The initial protocol handshake already contains the list of cluster devices and their addresses, if configured statically. We could add a message to notify about connection events, letting other devices know who we are connected to and how. This could be used to improve knowledge about the cluster connectedness in general, for the block pulling mechanism to use and for the user to see in the GUI.

AudriusButkevicius · March 3, 2016, 8:44am

Thats not true. We don’t save any IPs, which means we use discovery every time we connect, not first time we connect.

The bootstrapping problem I mentioned is todo with finding the IP of the first peer, which has to happen via discovery. But the same problem applies to every peer, as every peer will have to use discovery atleast once (or probably more often, due to some peers being offline).

devanubis · March 3, 2016, 9:32am

Oops, I think I’ve misunderstood both local discovery and re-connecting between existing peers.

I thought that in addition to the periodic multicast announcement, each node would occasionally send a handshake to each of it’s peers at their last known address to check of they’re still there. If that’s not the case, and nodes only know one another’s IPs whilst actively connected, then I can see why you feel peer-exchange would be less useful.

devanubis · March 3, 2016, 9:40am

Sorry for the double post but the Discourse responsive/mobile setup want letting me add a second quote…

I’m not sure if announcing all known peers is the best option either. I might have one shared Folder with Jack and one with Jill but I don’t want Jack to know about Jill unless Jack asks me for Jill’s device ID (indicating that Jack at least already knows Jill exists). I’m not wildly concerned about it, but I’d bet that the Ind.ie people would be (it would effectively leak known contacts to all other contacts)

AudriusButkevicius · March 3, 2016, 9:48am

Multicast is only meaningful within the local network. If you are within the local network, you don’t need global discovery, nor you need peer exchange (as everyone is in the same lan so saying “hey bob is over here” is enough). At the point you need to leave the local network and connect to someone externally, this stops working to some extent. You need to either hardcode the IP of some external peer on all of your devices, and hope that he is always to perform the peer-exchange (which is not implemented), or use global discovery.

If you use global discovery, you will probably try looking up a number of devices before you’ll find one that is online. Also, every device will have to do that, if they are not on the local network with another device.

Check the docs, I feel most of this is explained, and I am just repeating myself.

calmh · March 7, 2016, 9:16pm

We already do this, as the connection handshake contains the full list of cluster devices (per folder; so only for folder that are shared with the device in question). (I did mention this to Aral by the way, so they’re aware. But that project seems dead in the water anyway so I don’t think it matters.)

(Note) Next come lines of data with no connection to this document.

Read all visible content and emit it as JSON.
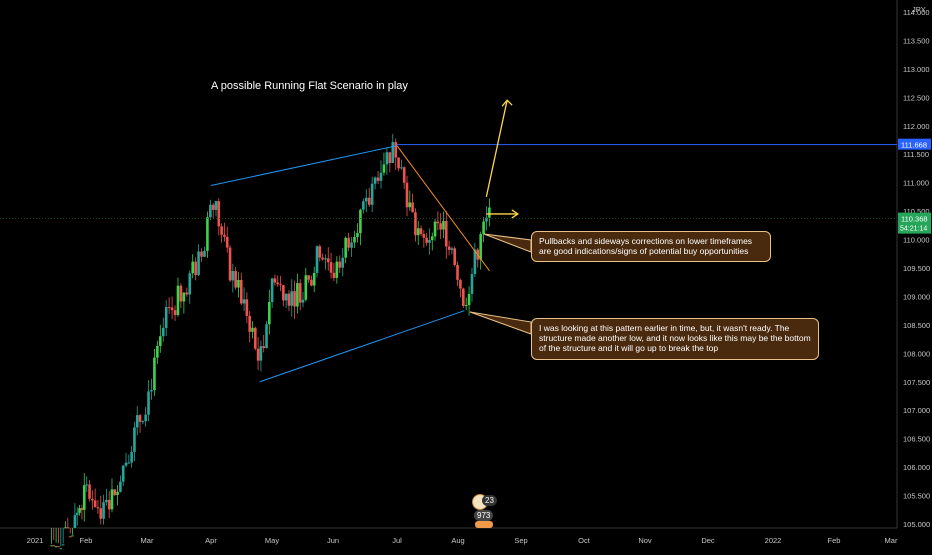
{
  "chart_data": {
    "type": "candlestick",
    "title": "A possible Running Flat Scenario in play",
    "currency": "JPY",
    "x_ticks": [
      "2021",
      "Feb",
      "Mar",
      "Apr",
      "May",
      "Jun",
      "Jul",
      "Aug",
      "Sep",
      "Oct",
      "Nov",
      "Dec",
      "2022",
      "Feb",
      "Mar"
    ],
    "y_ticks": [
      "105.000",
      "105.500",
      "106.000",
      "106.500",
      "107.000",
      "107.500",
      "108.000",
      "108.500",
      "109.000",
      "109.500",
      "110.000",
      "110.500",
      "111.000",
      "111.500",
      "112.000",
      "112.500",
      "113.000",
      "113.500",
      "114.000"
    ],
    "ylim": [
      104.95,
      114.2
    ],
    "price_key_points": [
      {
        "t": 0.0,
        "p": 104.0
      },
      {
        "t": 0.7,
        "p": 104.9
      },
      {
        "t": 1.0,
        "p": 105.6
      },
      {
        "t": 1.3,
        "p": 105.2
      },
      {
        "t": 1.6,
        "p": 106.0
      },
      {
        "t": 2.0,
        "p": 107.2
      },
      {
        "t": 2.3,
        "p": 108.6
      },
      {
        "t": 2.6,
        "p": 109.2
      },
      {
        "t": 2.9,
        "p": 109.8
      },
      {
        "t": 3.0,
        "p": 110.9
      },
      {
        "t": 3.3,
        "p": 109.5
      },
      {
        "t": 3.6,
        "p": 108.7
      },
      {
        "t": 3.8,
        "p": 107.8
      },
      {
        "t": 4.0,
        "p": 109.3
      },
      {
        "t": 4.3,
        "p": 109.0
      },
      {
        "t": 4.6,
        "p": 109.2
      },
      {
        "t": 4.8,
        "p": 109.9
      },
      {
        "t": 5.0,
        "p": 109.4
      },
      {
        "t": 5.3,
        "p": 110.2
      },
      {
        "t": 5.55,
        "p": 110.6
      },
      {
        "t": 5.75,
        "p": 111.4
      },
      {
        "t": 6.0,
        "p": 111.6
      },
      {
        "t": 6.2,
        "p": 110.6
      },
      {
        "t": 6.4,
        "p": 109.9
      },
      {
        "t": 6.7,
        "p": 110.3
      },
      {
        "t": 6.9,
        "p": 109.9
      },
      {
        "t": 7.1,
        "p": 108.9
      },
      {
        "t": 7.35,
        "p": 110.0
      },
      {
        "t": 7.5,
        "p": 110.4
      }
    ],
    "price_label": "110.368",
    "countdown_label": "54:21:14",
    "resistance_label": "111.668",
    "resistance_price": 111.668,
    "last_price": 110.368,
    "channel_upper": [
      {
        "t": 3.0,
        "p": 110.95
      },
      {
        "t": 6.0,
        "p": 111.65
      }
    ],
    "channel_lower": [
      {
        "t": 3.8,
        "p": 107.5
      },
      {
        "t": 7.1,
        "p": 108.75
      }
    ],
    "orange_trendline": [
      {
        "t": 6.0,
        "p": 111.65
      },
      {
        "t": 7.5,
        "p": 109.45
      }
    ],
    "projection_arrow": [
      {
        "t": 7.45,
        "p": 110.75
      },
      {
        "t": 7.78,
        "p": 112.45
      }
    ],
    "right_arrow": [
      {
        "t": 7.45,
        "p": 110.45
      },
      {
        "t": 7.95,
        "p": 110.45
      }
    ]
  },
  "annotations": {
    "title": "A possible Running Flat Scenario in play",
    "callout_1": "Pullbacks and sideways corrections on lower timeframes are good indications/signs of potential buy opportunities",
    "callout_2": "I was looking at this pattern earlier in time, but, it wasn't ready. The structure made another low, and it now looks like this may be the bottom of the structure and it will go up to break the top"
  },
  "badges": {
    "likes": "23",
    "boosts": "973"
  },
  "colors": {
    "up": "#26a69a",
    "up_bright": "#3fd24c",
    "down": "#ef5350",
    "channel": "#2196f3",
    "orange": "#f28c28",
    "resistance": "#2962ff",
    "price_badge": "#26a65b",
    "axis_text": "#c8c8c8",
    "yellow": "#ffd54a"
  }
}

acolomb · March 20, 2016, 12:02pm

Just a thought regarding the DHT approach and its possible privacy pitfalls. The GNUnet project has come up with an alternative to DNS which they call the GNU Name System. It provides strong privacy for queries to the DHT, as well as replies. Some links on the topic:

Maybe this could provide some inspiration for Syncthing’s discovery mechanism?

Manu · March 20, 2016, 12:17pm

What’s bad with a kademlia DHT and this approach:

key : SHA512(syncthing public key)
value : AES512(ip:port address) with the password syncthing public key

We can so encrypt the value with the syncthing private key like this:

key : SHA512(syncthing public key)
value : ENCRYPT(ip:port address) with the syncthing private key

What’s the privacy concern of this approach ?

AudriusButkevicius · March 20, 2016, 2:21pm

You can still derive who’s talking to who, by seeing which keys are being accessed by who, same way you can track who created the key.